I was right to be terrified about erasmus…

It turns out my fear was justifiable.  I’ve spoken almost entirely in English so far (I got here yesterday).  It’s a nightmare.  I need to avoid it, but can’t.  Maybe after orientation and all that I’ll be able to settle in properly and actually speak French as much as I’d like to.

So far, it’s been nowhere near enough – an occasional question or encounter with university staff or shop assistants, but basically nothing else.  Which has made me realise that my French is terrible now.  I can barely ask basic things, and attempting to hold a conversation just fries my brain.  I keep speaking Spanish by accident (things like ‘bueno’ and ‘gracías’, mainly, as well as normally saying ‘y’ instead of ‘et’).  I hope that doesn’t last.

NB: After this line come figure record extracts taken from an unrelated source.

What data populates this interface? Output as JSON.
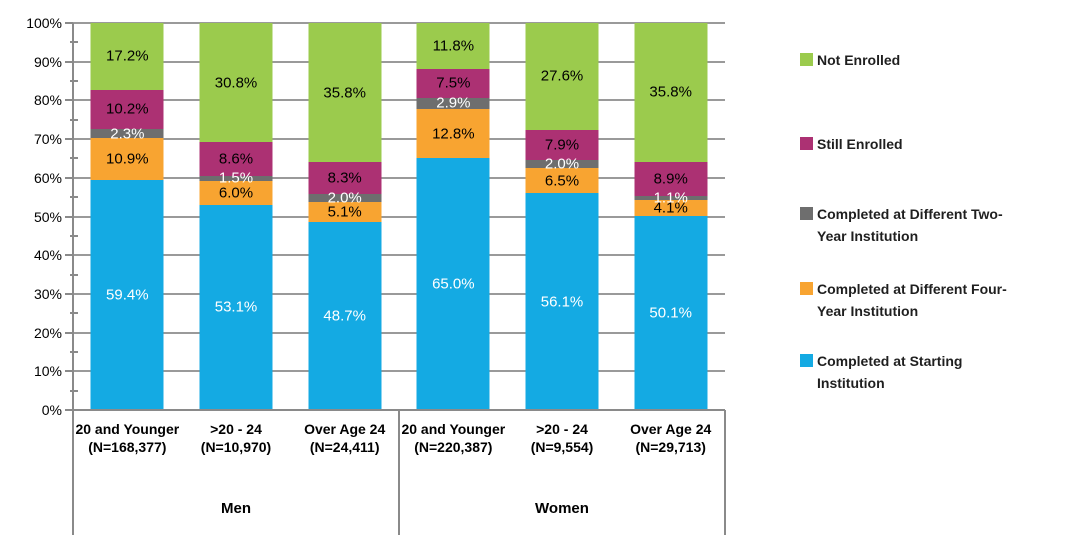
{
  "chart_data": {
    "type": "bar",
    "subtype": "100%-stacked-column",
    "title": "",
    "xlabel": "",
    "ylabel": "",
    "ylim": [
      0,
      100
    ],
    "grid": true,
    "legend_position": "right",
    "groups": [
      "Men",
      "Women"
    ],
    "categories": [
      {
        "group": "Men",
        "label": "20 and Younger",
        "n_label": "(N=168,377)"
      },
      {
        "group": "Men",
        "label": ">20 - 24",
        "n_label": "(N=10,970)"
      },
      {
        "group": "Men",
        "label": "Over Age 24",
        "n_label": "(N=24,411)"
      },
      {
        "group": "Women",
        "label": "20 and Younger",
        "n_label": "(N=220,387)"
      },
      {
        "group": "Women",
        "label": ">20 - 24",
        "n_label": "(N=9,554)"
      },
      {
        "group": "Women",
        "label": "Over Age 24",
        "n_label": "(N=29,713)"
      }
    ],
    "series": [
      {
        "name": "Completed at Starting Institution",
        "color": "#14AAE3",
        "label_color": "#FFFFFF",
        "values": [
          59.4,
          53.1,
          48.7,
          65.0,
          56.1,
          50.1
        ],
        "labels": [
          "59.4%",
          "53.1%",
          "48.7%",
          "65.0%",
          "56.1%",
          "50.1%"
        ]
      },
      {
        "name": "Completed at Different Four-Year Institution",
        "color": "#F8A431",
        "label_color": "#000000",
        "values": [
          10.9,
          6.0,
          5.1,
          12.8,
          6.5,
          4.1
        ],
        "labels": [
          "10.9%",
          "6.0%",
          "5.1%",
          "12.8%",
          "6.5%",
          "4.1%"
        ]
      },
      {
        "name": "Completed at Different Two-Year Institution",
        "color": "#6E6E6E",
        "label_color": "#FFFFFF",
        "values": [
          2.3,
          1.5,
          2.0,
          2.9,
          2.0,
          1.1
        ],
        "labels": [
          "2.3%",
          "1.5%",
          "2.0%",
          "2.9%",
          "2.0%",
          "1.1%"
        ]
      },
      {
        "name": "Still Enrolled",
        "color": "#AC3173",
        "label_color": "#000000",
        "values": [
          10.2,
          8.6,
          8.3,
          7.5,
          7.9,
          8.9
        ],
        "labels": [
          "10.2%",
          "8.6%",
          "8.3%",
          "7.5%",
          "7.9%",
          "8.9%"
        ]
      },
      {
        "name": "Not Enrolled",
        "color": "#9BCB4D",
        "label_color": "#000000",
        "values": [
          17.2,
          30.8,
          35.8,
          11.8,
          27.6,
          35.8
        ],
        "labels": [
          "17.2%",
          "30.8%",
          "35.8%",
          "11.8%",
          "27.6%",
          "35.8%"
        ]
      }
    ],
    "yaxis": {
      "min": 0,
      "max": 100,
      "major_step": 10,
      "minor_step": 5,
      "tick_labels": [
        "100%",
        "90%",
        "80%",
        "70%",
        "60%",
        "50%",
        "40%",
        "30%",
        "20%",
        "10%",
        "0%"
      ]
    },
    "legend": [
      "Not Enrolled",
      "Still Enrolled",
      "Completed at Different Two-Year Institution",
      "Completed at Different Four-Year Institution",
      "Completed at Starting Institution"
    ],
    "legend_tops": [
      50,
      134,
      204,
      279,
      351
    ],
    "colors": {
      "gridline": "#9A9A9A",
      "axis": "#8A8A8A",
      "background": "#FFFFFF"
    }
  }
}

I don’t want to forget my Spanish or the tiny bit of an Argentinian accent I may have picked up when saying certain phrases, but I don’t want to keep letting Spanish get in the way of learning French.  Quel cauchmar.

My pronunciation is terrible too.  I just don’t remember how you’re supposed to pronounce things in French  – vowels, the letters ‘c’ and ‘j’, and even where to put the emphasis in a word.

Basic vocabulary too, grammar – you name it, I’ve probably forgotten it.

Everything is really expensive as well.  So that’s awful.

On a happier note, it’s quite sunny.

Why I’m terrified about going on erasmus

Yes, that does say “terrified”, you’re not hallucinating…

But erasmus sounds amazing? Yes, yes it does.

And didn’t you just spend five months living in Argentina? Yes, yes I did.

So then what’s the problem?!

My problem is, that the whole point of me going on erasmus, is to learn a language. Yes, that’s the point of most people going on erasmus, unless they study abroad, but in a place where their native language is also the local one. However, most people who speak English don’t learn as much on erasmus, well, as I’d like to. I’m not saying that they’re stupid and I’m aiming to learn much more because I’m clearly better than them. I’m not. They probably don’t want to learn a language as much as I do. Or, want to put their erasmus to what they think is better use – maybe by getting to know people from all over the world, and just enjoying the whole experience. And I don’t disagree with them at all. Both of those are hugely important to me too. You can’t just go on erasmus and be stuck in dictionaries and grammar books for the whole time you’re there. I have no intention of that. I just want to improve my French.

Unfortunately though, English is quite a universal language especially when it comes to Europe, and most students who do erasmus speak some English – therefore (and because many of them are native English speakers) it automatically becomes the language they speak with each other, rather than the local language, which they obviously have to know, or at least learn at some point, too. Often, the local language is their third language, and English their second, so it’s actually easier for them to speak English.

This is fantastic if your first language is not English – you can do one erasmus and improve hugely at two languages.

As a native English speaker though, I’m filled with dread at the thought of having to try so hard to avoid speaking English with others in France, if it will even be possible – I won’t be able to completely escape it, but I will speak it as little as possible. Basically, I’m setting myself up to have no friends on erasmus, because I will run a mile from all the lovely erasmus students who (quite harmlessly) dare to speak to me in English, and even the French ones who do the same. Erasmus students don’t generally mix that much with other students and it’s because of this that I’m scared about going on erasmus. I’d rather not have no friends, but I don’t want to only make friends with people who solely speak English to me. In France, I mean. Obviously at home that’s fairly tolerable.